DOE’s renewed interest in grout comes after tensions last fall when U.S. Sen. Patty Murray, D-Washington, sounded alarms that DOE Secretary Chris Wright and other DOE officials were seeking to halt hot commissioning at the vit plant and pivot to grouting. Wright twice denied reports that he was attempting to stop the vit plant from coming online.
“Despite reports to the contrary, the U.S. Department of Energy has made no changes to our plans or strategy for the Hanford DFLAW waste treatment facility,” Wright said in a statement at the time.
That assurance didn’t prevent Gov. Bob Ferguson alongside Hanford worker representatives and Tri-City community leaders to decry any effort to halt the vit plant from becoming operational.
“This decision is a stunning waste of resources, a violation of multiple legal agreements and a slap in the face to the workers who have brought us to this point,” Ferguson said in a statement provided to the Tri-Cities Area Journal of Business at the time. “It’s also right out of Project 2025. We will be challenging this decision.
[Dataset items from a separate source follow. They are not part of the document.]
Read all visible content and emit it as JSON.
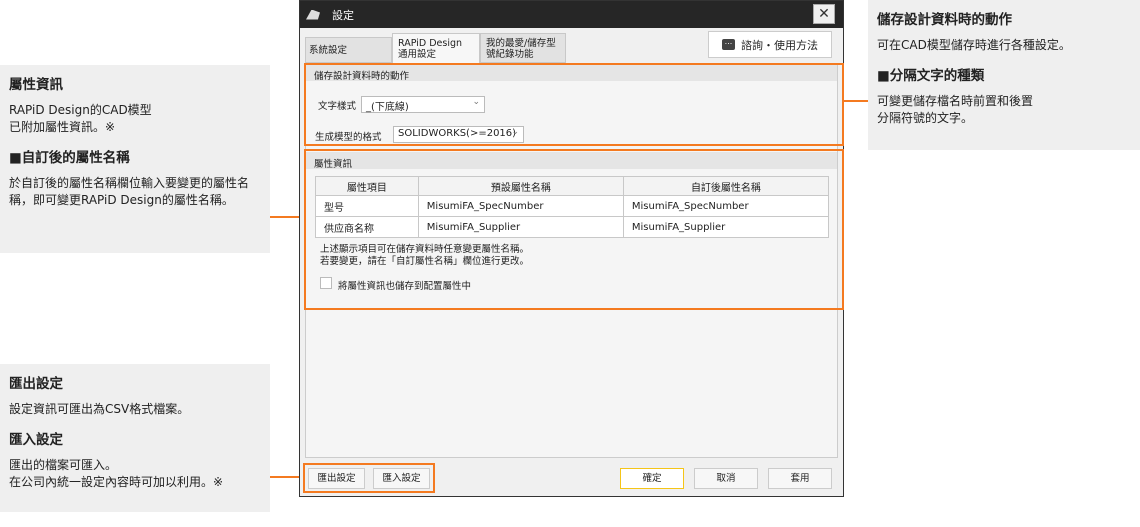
{
  "notes_left": [
    {
      "title": "屬性資訊",
      "text": "RAPiD Design的CAD模型\n已附加屬性資訊。※"
    },
    {
      "title": "■自訂後的屬性名稱",
      "text": "於自訂後的屬性名稱欄位輸入要變更的屬性名稱，即可變更RAPiD Design的屬性名稱。"
    },
    {
      "title": "匯出設定",
      "text": "設定資訊可匯出為CSV格式檔案。"
    },
    {
      "title": "匯入設定",
      "text": "匯出的檔案可匯入。\n在公司內統一設定內容時可加以利用。※"
    }
  ],
  "notes_right": [
    {
      "title": "儲存設計資料時的動作",
      "text": "可在CAD模型儲存時進行各種設定。"
    },
    {
      "title": "■分隔文字的種類",
      "text": "可變更儲存檔名時前置和後置\n分隔符號的文字。"
    }
  ],
  "dialog": {
    "title": "設定",
    "close": "✕",
    "tabs": [
      "系統設定",
      "RAPiD Design\n通用設定",
      "我的最愛/儲存型\n號紀錄功能"
    ],
    "help": "諮詢・使用方法",
    "save_section": {
      "title": "儲存設計資料時的動作",
      "char_label": "文字樣式",
      "char_value": "_(下底線)",
      "format_label": "生成模型的格式",
      "format_value": "SOLIDWORKS(>=2016)"
    },
    "attr_section": {
      "title": "屬性資訊",
      "columns": [
        "屬性項目",
        "預設屬性名稱",
        "自訂後屬性名稱"
      ],
      "rows": [
        [
          "型号",
          "MisumiFA_SpecNumber",
          "MisumiFA_SpecNumber"
        ],
        [
          "供应商名称",
          "MisumiFA_Supplier",
          "MisumiFA_Supplier"
        ]
      ],
      "hint": "上述顯示項目可在儲存資料時任意變更屬性名稱。\n若要變更，請在「自訂屬性名稱」欄位進行更改。",
      "checkbox": "將屬性資訊也儲存到配置屬性中"
    },
    "buttons": {
      "export": "匯出設定",
      "import": "匯入設定",
      "ok": "確定",
      "cancel": "取消",
      "apply": "套用"
    }
  },
  "accent": "#f47a20"
}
There’s too much at stake for the people of Washington and our environment.”
Project 2025 is a document developed by conservative think tank The Heritage Foundation offering policy recommendations for President Donald Trump for his second term. The document specifically cites the cleanup effort at the Hanford site and calls for its low-level waste to be to be grouted rather than vitrified.
DOE is working to win over opponents to its glass-and-grout plans.
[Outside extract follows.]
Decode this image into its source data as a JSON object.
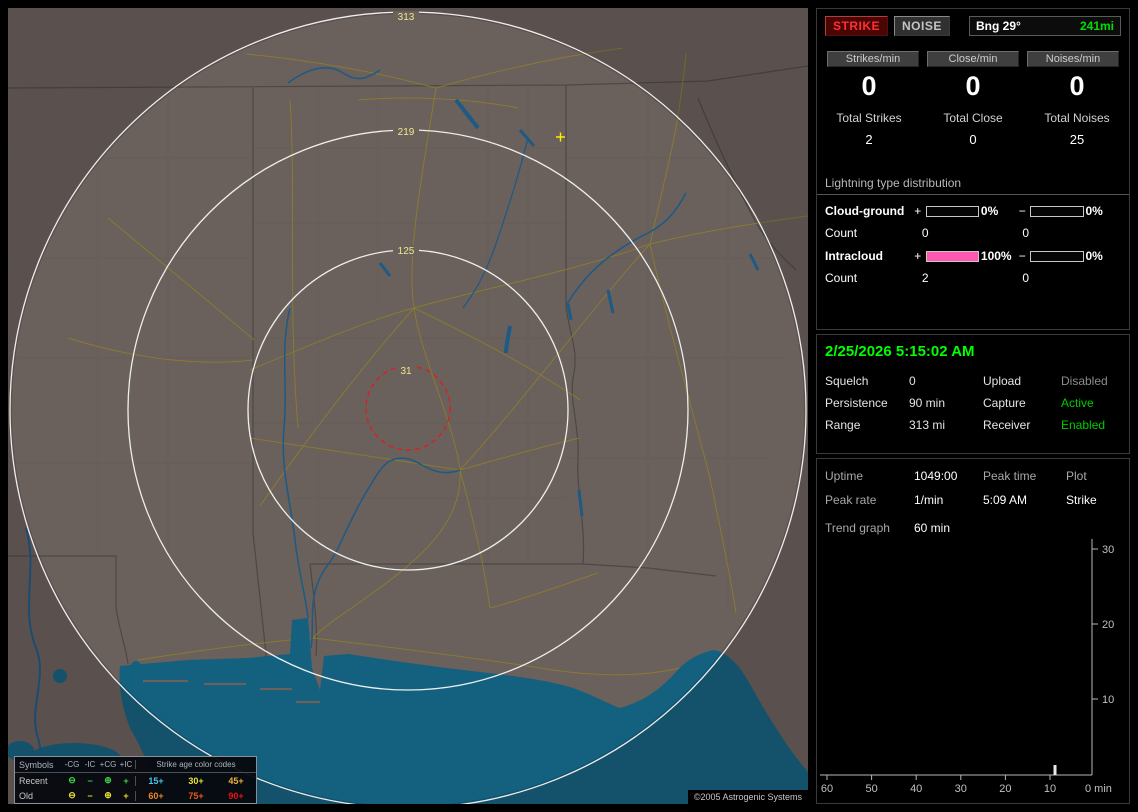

Walsh is scheduled to meet with Sixkiller in Olympia the week of July 13, Geimer said, with the goal of understanding the state agency’s specific concerns.
Geimer said he’s working to communicate the safety and efficacy of the approach, noting that DOE has safely transported waste for years and that more than 99% of radioactivity will be removed before any waste is grouted.
“We probably dispose of more hazardous material in the city landfill,” he said, referring to heavy metals, electronics, oil and other waste.
And Geimer insists that the vit plant is still needed. There’s more hazardous waste stored elsewhere on the site, such as at B Plant and the S and U tank farms, that need the additional security of glass.
“The vit plant was always meant for the most hazardous waste,” he said.